In September, the Public Art Commission recommended “Public Art COS,” the city’s first public art master plan, to the City Council for adoption. The goal to put public art around the city — not just downtown. Council is expected to vote on the plan this month.
The plan suggests building consensus by including developers and others interested in the projects: neighborhood organizations, city council, city planning, master-planned communities — and any neighborhood without public art installations.
While the city works on a cultural arts master plan, local community groups in Southeast Colorado Springs aren’t waiting for an official project.
Last month, community organizations gathered in John Adams Park to unveil the latest public art piece in Southeast Colorado Springs: a mural dedicated to the memory of Sam Dunlap Jr., who was an athlete, coach and mentor in Southeast Colorado Springs. The group also painted a tribute to other local community leaders — state Rep. Tony Exum has his likeness on the mural.
Yolanda Avila, the District 4 city council representative, was present for the unveiling.
“He looks like us,” she said, “and we don’t have that in a lot of the city. There are murals that are going up in parts of the city, and except for maybe Conejos Street, which represents a really strong Black and brown community, this is a first for this community. Our community needs to know that there are people who are trailblazers and people that have shown the way, and have worked on making this area vibrant.”
Avila is working to bring additional art to Southeast Colorado Springs.
“Mauricio Ramirez, who did the Conejos Street mural, let me know that he had a lot of paint, so if I had a building and a wall for him, he would put it up,” she said. “I’m working with Matt Craddock at Mission Trace to see if we can get a mural right there, representing the community around the Mission Trace Shopping Center. It would be just a gift.”

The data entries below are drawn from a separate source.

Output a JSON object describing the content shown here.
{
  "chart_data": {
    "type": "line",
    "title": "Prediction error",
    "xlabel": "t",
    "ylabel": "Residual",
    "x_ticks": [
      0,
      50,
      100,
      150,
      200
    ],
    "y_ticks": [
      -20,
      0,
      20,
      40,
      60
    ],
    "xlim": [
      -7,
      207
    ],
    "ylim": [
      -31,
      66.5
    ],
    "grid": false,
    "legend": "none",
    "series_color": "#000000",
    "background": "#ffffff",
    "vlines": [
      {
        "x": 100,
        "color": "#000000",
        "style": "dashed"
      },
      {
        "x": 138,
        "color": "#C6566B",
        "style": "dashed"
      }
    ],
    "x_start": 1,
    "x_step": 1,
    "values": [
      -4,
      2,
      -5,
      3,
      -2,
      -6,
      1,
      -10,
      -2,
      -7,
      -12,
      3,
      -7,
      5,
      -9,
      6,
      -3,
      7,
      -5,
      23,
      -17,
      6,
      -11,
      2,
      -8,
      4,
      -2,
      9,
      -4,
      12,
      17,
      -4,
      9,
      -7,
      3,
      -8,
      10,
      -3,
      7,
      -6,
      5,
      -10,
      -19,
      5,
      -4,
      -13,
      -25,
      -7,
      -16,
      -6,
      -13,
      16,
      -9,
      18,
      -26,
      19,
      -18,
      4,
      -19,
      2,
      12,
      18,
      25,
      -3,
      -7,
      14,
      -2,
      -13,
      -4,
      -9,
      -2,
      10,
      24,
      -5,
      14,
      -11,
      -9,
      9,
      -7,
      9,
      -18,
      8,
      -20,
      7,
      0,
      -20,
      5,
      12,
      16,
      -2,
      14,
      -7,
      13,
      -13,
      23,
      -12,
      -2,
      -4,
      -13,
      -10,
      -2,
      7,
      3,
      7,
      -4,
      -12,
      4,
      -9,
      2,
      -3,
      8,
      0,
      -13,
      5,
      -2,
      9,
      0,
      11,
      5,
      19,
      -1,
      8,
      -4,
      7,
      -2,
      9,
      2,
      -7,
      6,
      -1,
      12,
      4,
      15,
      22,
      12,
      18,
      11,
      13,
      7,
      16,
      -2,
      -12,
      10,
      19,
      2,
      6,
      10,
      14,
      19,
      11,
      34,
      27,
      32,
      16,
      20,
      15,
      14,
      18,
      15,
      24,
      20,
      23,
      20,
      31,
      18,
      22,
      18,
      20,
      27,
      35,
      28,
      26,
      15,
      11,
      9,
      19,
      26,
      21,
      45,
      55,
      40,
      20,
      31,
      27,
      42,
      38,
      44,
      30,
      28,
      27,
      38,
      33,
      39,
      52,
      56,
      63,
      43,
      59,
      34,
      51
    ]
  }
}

The mural at John Adams Park was painted by Paes 164, president of the Knobhill Urban Arts District. The work done by the Knobhill district is considered “street art,” or art inspired by urban graffiti.
“Street art does stem from graffiti,” Paes said, “it’s all coming from the spray-paint can. Graffiti was a steppingstone for a lot of these young artists that evolved into these amazing street-artists.”
Paes recently held an art show for First Friday at a vacant building on South Tejon Street.
“It was last-minute put together,” said Paes. “We got the invite from COPPeR to
join in on the Arts Month situation. That kind of fell in line with a local property owner who was like, ‘If you guys want to do something with this building, I can’t rent it, come and bomb it up.’”
Paes and fellow artists decorated the walls of the buildings with colorful murals, which in turn helped make those spaces more marketable.
“Because of the murals this guy who couldn’t rent these buildings has now rented both sides,” Paes said. “A gym is coming in and a dance studio, and they’re going to keep the murals.”
It’s all part of the plan, Swinford said.
“That’s the goal with all of our public art programs,” she said, “getting people to interact with their surroundings a little bit more.”